Pak-India talks: Civil, military leadership inflexible on Kashmir

Islamabad: The civil and military leadership is unanimous that Kashmir cannot be excluded from the agenda for any talks with India, officials said today.

This comes after India said it was ready to hold talks with Pakistan but only on the terms that were agreed between Prime Ministers Nawaz Sharif and Narendra Modi in Ufa.

At Ufa this year, Prime Minister Narendra Modi and his Pakistani counterpart Nawaz Sharif had agreed to work together to rein in regional militancy, scheduling rare meetings between national security advisers and heads of border security.

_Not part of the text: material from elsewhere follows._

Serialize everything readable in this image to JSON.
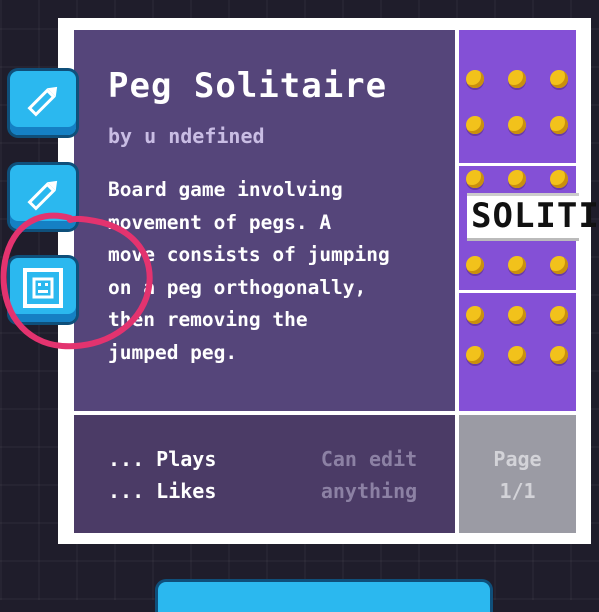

The security talks between Pakistan and India scheduled for August 24 this year were called off after New Delhi opposed a planned meeting between Pakistani envoy in India and Kashmiri leaders. New Delhi insisted to discuss only terror issues.

India’s foreign ministry spokesperson Vikas Swarup said India was committed to Ufa understandings and if Pakistan was ready to talk accordingly “India is ready for it.”

Earlier today, Prime Minister’s Special Assistant on Foreign Affairs Tariq Fatemi said peace was essential for progress and prosperity in the region.

Yesterday Foreign Office Qazi Khalilullah said Pakistan was ready for talks with India but “pre-conditions are not acceptable.”

“We have insisted for negotiations on all issues including the core dispute of Jammu and Kashmir,” he added.

A foreign ministry official said Pakistan’s civil and military leadership were not ready to hold talks with India without Kashmir on the agenda.

“India wants to exclude Kashmir from the agenda to make Kashmir irrelevant. We can’t betray Kashmiris. No talks with India can be complete without Kashmir,” he said.

Another official said the Ufa meeting did not prohibit meeting with Kashmiris and New Delhi had unnecessarily raised the issue in August.

Last month Prime Minister Nawaz Sharif in his address to the annual session of the United National General Assembly in New York proposed four point peace measures to defuse tension between the two South Asian countries.

The proposed measures included respect of 2003 ceasefire agreement by both Pakistan and India, no use of force under any circumstances, demilitarization of Kashmir and unconditional mutual withdrawal from Siachen Glacier.